We present a direct Poisson solver for massively parallel simulations on three-dimensional Cartesian grids with non-uniform spacing. The method uses a tensor-based formulation in which the operator is diagonalized numerically along two directions through one-dimensional eigendecompositions, while the third direction is solved directly. The resulting dense transforms are evaluated efficiently as GEMMs (General Matrix--Matrix Multiplications), allowing many independent one-dimensional operations to be combined into matrix-matrix products that map well to modern CPU and GPU hardware. For uniform grids, the method reduces to the classical eigenfunction-expansion approach, and it naturally supports hybrid combinations of FFT-based and GEMM-based transforms depending on grid uniformity. After coupling the solver to an incompressible Navier-Stokes code, we assess its accuracy and performance against geometric multigrid and block cyclic reduction with FFT diagonalization. The results show that the proposed method is robust and consistently achieves the best time-to-solution. In strong scaling, the more compute-intensive GEMM-based variants attain higher parallel efficiency by better amortizing communication costs, while weak scaling highlights the expected trade-off between FFT-based and dense-transform formulations. Overall, the method enables efficient high-resolution stretched-mesh simulations on modern heterogeneous systems.

Figures (12)

• Figure 1: Illustrative sketch of the non-uniform one-dimensional finite-difference grid and spacing definitions. Black circles denote the nodal locations $x_i$ associated with the unknowns $\phi_i$, while $x_{i\pm 1/2}$ indicate the half-index locations. See the main text for the non-uniform grid spacing definitions.
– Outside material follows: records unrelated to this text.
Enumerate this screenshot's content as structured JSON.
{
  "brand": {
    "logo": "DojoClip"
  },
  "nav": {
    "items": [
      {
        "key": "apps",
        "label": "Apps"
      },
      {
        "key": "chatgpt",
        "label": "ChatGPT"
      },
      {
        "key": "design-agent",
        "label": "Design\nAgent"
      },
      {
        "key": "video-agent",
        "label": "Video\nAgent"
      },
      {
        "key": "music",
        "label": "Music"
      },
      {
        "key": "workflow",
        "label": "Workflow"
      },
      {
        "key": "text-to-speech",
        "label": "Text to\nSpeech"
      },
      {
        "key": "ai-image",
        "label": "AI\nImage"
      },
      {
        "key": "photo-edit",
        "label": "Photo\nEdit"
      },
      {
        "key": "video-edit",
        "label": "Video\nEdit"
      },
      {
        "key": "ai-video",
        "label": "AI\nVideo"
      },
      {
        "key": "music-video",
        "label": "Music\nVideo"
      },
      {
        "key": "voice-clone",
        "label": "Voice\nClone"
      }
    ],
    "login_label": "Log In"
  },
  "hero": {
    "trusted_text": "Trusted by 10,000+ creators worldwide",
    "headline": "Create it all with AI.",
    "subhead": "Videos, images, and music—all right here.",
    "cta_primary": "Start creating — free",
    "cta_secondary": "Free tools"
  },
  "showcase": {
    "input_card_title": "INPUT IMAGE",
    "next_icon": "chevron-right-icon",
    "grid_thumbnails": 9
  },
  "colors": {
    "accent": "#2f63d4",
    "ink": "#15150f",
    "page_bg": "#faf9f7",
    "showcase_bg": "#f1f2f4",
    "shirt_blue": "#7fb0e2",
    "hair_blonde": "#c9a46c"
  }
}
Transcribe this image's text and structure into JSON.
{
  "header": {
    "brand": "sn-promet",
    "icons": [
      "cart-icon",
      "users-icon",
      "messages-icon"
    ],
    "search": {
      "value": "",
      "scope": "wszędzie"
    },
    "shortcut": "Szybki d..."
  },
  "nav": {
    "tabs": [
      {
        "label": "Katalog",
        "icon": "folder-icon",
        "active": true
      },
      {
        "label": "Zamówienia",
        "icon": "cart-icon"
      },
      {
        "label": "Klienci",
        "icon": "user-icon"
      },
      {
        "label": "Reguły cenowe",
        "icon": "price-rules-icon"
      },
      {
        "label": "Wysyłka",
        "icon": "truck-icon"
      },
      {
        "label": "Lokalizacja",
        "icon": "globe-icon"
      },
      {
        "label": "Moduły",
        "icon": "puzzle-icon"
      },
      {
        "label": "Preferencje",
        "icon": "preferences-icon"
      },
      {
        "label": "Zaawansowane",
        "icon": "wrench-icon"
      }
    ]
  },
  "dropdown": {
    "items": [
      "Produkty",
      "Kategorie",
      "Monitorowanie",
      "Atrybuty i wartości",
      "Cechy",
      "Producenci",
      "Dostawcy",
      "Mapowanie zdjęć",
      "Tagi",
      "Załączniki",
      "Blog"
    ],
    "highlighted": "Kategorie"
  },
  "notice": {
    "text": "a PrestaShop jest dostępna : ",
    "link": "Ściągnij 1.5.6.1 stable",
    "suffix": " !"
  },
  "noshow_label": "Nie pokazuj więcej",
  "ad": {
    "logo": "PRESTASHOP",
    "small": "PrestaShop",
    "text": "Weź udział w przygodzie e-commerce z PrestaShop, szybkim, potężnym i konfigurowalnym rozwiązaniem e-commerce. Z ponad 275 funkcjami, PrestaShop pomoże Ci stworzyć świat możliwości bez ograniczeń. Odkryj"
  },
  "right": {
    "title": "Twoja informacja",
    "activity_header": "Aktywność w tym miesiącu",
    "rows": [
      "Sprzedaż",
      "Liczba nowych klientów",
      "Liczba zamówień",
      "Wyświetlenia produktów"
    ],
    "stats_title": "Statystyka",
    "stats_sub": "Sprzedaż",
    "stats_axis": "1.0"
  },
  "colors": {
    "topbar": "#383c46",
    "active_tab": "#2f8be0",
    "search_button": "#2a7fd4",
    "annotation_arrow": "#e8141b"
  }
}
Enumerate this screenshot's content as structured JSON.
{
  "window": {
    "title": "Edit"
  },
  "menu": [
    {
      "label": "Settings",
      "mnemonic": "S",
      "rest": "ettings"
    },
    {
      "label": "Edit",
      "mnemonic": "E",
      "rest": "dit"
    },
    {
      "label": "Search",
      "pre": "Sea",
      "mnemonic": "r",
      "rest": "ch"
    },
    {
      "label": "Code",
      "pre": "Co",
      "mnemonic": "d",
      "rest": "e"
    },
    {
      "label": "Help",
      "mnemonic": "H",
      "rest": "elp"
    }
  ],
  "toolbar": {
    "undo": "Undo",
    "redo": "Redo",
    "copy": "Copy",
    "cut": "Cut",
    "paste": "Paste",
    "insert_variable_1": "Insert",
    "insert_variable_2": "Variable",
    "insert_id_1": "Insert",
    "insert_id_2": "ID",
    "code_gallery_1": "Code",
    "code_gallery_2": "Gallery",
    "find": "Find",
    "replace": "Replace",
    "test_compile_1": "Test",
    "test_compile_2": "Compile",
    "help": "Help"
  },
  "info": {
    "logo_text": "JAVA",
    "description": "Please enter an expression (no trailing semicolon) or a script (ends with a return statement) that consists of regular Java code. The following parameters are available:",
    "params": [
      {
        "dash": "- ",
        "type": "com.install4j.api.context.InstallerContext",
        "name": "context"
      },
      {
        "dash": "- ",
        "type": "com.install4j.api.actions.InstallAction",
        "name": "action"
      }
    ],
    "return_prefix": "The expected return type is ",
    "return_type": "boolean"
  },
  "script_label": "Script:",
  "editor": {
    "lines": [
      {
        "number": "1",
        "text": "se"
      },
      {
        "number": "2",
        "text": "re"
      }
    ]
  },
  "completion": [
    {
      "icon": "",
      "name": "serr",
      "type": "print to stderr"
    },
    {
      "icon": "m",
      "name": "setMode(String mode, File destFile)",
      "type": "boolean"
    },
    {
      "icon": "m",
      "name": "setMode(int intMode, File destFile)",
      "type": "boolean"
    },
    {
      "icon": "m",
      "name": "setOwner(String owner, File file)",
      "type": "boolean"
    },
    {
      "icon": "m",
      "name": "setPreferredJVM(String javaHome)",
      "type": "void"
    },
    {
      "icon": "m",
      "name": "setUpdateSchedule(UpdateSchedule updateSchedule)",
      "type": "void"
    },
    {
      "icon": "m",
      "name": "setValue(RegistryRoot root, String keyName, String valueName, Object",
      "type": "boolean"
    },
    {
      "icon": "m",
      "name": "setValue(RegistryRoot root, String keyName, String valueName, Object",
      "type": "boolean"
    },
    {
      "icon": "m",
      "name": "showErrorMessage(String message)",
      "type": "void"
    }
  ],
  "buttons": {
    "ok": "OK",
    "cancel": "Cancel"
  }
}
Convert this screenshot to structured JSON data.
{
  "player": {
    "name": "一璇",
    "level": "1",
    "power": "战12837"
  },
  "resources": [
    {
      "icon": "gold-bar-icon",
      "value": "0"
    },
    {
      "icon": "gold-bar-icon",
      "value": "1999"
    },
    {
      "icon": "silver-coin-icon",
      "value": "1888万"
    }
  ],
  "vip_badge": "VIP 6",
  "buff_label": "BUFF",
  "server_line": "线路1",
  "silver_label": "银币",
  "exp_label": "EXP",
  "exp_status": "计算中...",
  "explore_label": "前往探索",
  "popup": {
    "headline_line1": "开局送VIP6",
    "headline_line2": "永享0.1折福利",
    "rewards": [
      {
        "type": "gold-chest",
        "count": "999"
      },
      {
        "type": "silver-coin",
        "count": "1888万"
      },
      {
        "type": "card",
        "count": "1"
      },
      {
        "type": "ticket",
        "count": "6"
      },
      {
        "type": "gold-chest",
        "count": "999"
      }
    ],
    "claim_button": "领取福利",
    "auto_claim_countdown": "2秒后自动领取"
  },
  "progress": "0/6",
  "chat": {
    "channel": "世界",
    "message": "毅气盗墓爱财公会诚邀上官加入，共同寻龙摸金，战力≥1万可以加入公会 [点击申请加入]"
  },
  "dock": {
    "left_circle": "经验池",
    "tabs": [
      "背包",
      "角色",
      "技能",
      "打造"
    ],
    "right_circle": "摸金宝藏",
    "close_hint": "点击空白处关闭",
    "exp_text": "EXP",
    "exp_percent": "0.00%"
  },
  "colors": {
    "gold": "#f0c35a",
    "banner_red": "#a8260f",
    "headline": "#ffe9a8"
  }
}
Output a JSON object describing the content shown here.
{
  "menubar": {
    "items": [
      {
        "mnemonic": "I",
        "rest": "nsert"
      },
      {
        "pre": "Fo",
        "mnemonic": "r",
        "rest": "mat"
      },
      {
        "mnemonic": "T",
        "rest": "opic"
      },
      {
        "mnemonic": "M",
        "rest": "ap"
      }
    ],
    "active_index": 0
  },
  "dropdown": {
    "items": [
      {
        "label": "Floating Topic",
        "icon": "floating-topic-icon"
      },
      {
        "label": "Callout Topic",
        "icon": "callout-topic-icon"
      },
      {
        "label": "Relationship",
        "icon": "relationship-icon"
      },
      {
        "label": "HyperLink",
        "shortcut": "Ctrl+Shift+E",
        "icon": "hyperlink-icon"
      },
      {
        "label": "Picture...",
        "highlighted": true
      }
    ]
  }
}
• Figure 2: Illustration of the domain decomposition and computation/communication operations in the Poisson solver. The physical domain (and coordinate axes) is fixed throughout; only the data distribution among (MPI) tasks changes, as depicted by the colors. The algorithm starts with $x$-aligned pencils (left), then performs collective transpose operations that redistribute the same data to $y$-aligned pencils (middle) and subsequently to $z$-aligned pencils (right). These transposes are required because the forward/backward eigenbasis transforms (GEMM- or FFT-based) along $x$ and $y$ act on lines that must be local to each task. Finally, the resulting tridiagonal systems along $z$ can be solved either locally (TDMA; present work) or using a distributed algorithm such as PCR--TDMA Diez-et-al-CPC-2025.
• Figure 3: Validation test cases. (a) Lid-driven cavity: velocity profiles along the cavity centerlines for a cubic cavity at $\mathrm{Re}=1000$ (center plane $z=0$) and a square cavity in the Stokes limit ($\mathrm{Re}\approx 0$). Circles correspond to the reference DNS data of Ku-et-al-JCP-1987, and squares to a reference solution from a vorticity--streamfunction finite-difference Stokes solver. The profiles follow their color-matched axes: the blue curves represent the wall-normal velocity component $v$ along $x$, and the black curves the streamwise velocity component $u$ along $y$. (b) Turbulent square duct at $\mathrm{Re}=4410$: mean streamwise velocity sampled along the cross-section diagonal ($s=\sqrt{2}\,y=\sqrt{2}\,z$; $d=2\sqrt{2}\,h$ is the diagonal length), compared to the DNS data of Gavrilakis-JFM-1992 (dashed lines).
• Figure 4: Single-core CPU performance for the Poisson solve on a $128^3$ cubic grid with the same boundary conditions as the square-duct case. The vertical axis reports the average wall-clock time per Poisson solve. See the main text for the definition of the different cases under the same method. It is worth remarking that the remainder of the Navier--Stokes solver calculations take about $0.079\,\mathrm{s}$ per RK3 stage, leading to a Poisson solver footprint of about $50$--$63\%$ for the present method, $87\%$ for FFT+BLKTRI, and $87$--$99\%$ for the multigrid cases.
• Figure 5: Breakdown of different operation contributions to the single-core CPU performance for the Poisson solve on a $128^3$ cubic grid for different $x$/$y$ operator combinations (FF/GF/FG/GG): FFTs/GEMMs along $x$ and $y$ (blues/reds; cumulative forward and backward), collective domain transpose operations (greens; cumulative forward and backward), and TDMA step along $z$ (purples). "Other" denotes other minor contributions related to local array copies (light gray).